Un Estudio Revelador
Por primera vez, CIPPEC organizó un encuentro con periodistas para compartir los hallazgos de su investigación, que se centra en la expansión agroindustrial de Brasil. En este contexto, se recordó que hace 25 años, ambos países producían casi la misma cantidad de granos, pero la situación ha cambiado drásticamente. Actualmente, Brasil produce 2,5 veces más que Argentina.

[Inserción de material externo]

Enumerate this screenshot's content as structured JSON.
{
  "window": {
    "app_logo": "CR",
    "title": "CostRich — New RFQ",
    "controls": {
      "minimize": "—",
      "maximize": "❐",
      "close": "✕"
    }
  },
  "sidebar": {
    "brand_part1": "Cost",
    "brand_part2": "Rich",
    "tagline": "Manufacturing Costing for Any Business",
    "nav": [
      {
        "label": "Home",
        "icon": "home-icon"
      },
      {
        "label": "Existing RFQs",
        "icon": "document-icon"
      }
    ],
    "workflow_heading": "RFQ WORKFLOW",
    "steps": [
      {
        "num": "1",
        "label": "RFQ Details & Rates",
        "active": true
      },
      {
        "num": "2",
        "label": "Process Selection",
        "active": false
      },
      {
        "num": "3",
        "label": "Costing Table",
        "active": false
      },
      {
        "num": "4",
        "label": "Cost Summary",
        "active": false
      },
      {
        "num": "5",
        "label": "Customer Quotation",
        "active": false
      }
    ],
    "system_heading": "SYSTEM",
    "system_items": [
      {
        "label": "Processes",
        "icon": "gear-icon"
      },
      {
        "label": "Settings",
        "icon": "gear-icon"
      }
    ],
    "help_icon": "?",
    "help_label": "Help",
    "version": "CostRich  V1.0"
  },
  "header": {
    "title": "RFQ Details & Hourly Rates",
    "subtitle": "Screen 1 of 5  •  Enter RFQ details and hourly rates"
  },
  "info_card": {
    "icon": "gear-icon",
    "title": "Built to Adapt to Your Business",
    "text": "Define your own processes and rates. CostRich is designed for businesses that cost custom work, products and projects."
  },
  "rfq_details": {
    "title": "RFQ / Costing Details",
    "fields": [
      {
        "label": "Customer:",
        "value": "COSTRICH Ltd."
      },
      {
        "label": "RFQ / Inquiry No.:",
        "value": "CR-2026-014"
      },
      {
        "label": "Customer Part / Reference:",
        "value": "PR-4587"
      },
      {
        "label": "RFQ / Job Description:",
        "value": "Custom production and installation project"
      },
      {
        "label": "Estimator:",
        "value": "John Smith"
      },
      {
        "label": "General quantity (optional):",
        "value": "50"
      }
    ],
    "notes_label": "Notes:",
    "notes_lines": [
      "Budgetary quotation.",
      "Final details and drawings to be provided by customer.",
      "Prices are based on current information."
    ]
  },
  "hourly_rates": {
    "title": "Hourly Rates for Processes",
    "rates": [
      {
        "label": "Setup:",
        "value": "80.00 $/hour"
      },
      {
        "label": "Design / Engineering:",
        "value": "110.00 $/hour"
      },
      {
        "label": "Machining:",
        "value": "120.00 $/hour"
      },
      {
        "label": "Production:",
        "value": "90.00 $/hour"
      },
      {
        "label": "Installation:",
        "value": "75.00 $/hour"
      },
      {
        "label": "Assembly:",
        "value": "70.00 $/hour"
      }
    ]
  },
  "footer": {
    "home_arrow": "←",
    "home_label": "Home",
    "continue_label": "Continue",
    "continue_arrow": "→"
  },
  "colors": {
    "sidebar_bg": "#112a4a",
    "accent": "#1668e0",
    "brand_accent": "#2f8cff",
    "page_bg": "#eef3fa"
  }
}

Una Comparación Impactante
Los investigadores Iván Ordoñez y Paula Szenkman compararon las cosechas de ambos países, señalando que la cosecha de soja en Brasil supera a la suma de todas las cosechas de granos de Argentina. Durante los últimos 25 años, Brasil ha logrado 12 cosechas récord más que Argentina, alcanzando 37 campañas frente a las 25 de su vecino.
Desafíos para Argentina
Luciano Laspina, ex miembro de la Cámara de Diputados y director de CIPPEC, advirtió que si Argentina no toma medidas urgentes, su principal socio comercial podría eliminar los impuestos intraproductivos para 2030. El estudio sugiere que hay una oportunidad para que Argentina aprenda del modelo brasileño y mejore su desarrollo agroindustrial.
Factores Clave en la Producción
Ordoñez identificó cuatro frentes que explican la brecha en el desempeño agroindustrial. El primero es el respeto a la propiedad privada, que Brasil consolidó tras la asunción de Lula Da Silva, lo que permitió reducir la toma de tierras por movimientos sociales. En contraste, los productores argentinos han enfrentado intervenciones en sus ingresos debido a las retenciones y la brecha cambiaria.
Además, se destacó que, en promedio, los productores brasileños han recibido el doble de ingresos por hectárea de soja en comparación con los argentinos, especialmente en años de sequía. Brasil, por su parte, ha contado con una frontera agrícola amplia y accesible para expandir su producción.
Financiamiento y Tecnología
Otro aspecto crucial es el acceso al financiamiento. Brasil ha aumentado el crédito por hectárea sembrada de manera sostenida durante 20 años, apoyado por programas gubernamentales que subsidian tasas de interés. En contraste, Argentina ha recaudado en promedio 5.000 millones de dólares anuales en retenciones, lo que limita la capacidad de inversión de sus productores.
El estudio también resalta la importancia del desarrollo tecnológico, donde Brasil ha invertido considerablemente para superar los desafíos de cultivar soja y maíz en suelos tropicales. A través de la colaboración entre el sector público y privado, Brasil ha logrado igualar y superar los rendimientos argentinos en diversas regiones.
Un Futuro por Definir
El análisis concluye que la lógica de inversión en Brasil es expansiva, mientras que la de Argentina es defensiva. Esto ha llevado a una menor presión sobre los recursos y una mayor capacidad de adaptación a los desafíos climáticos. El estudio de CIPPEC busca aplicar estas lecciones en Argentina, enfocándose en el desarrollo agroindustrial como motor económico que beneficie a las ciudades intermedias.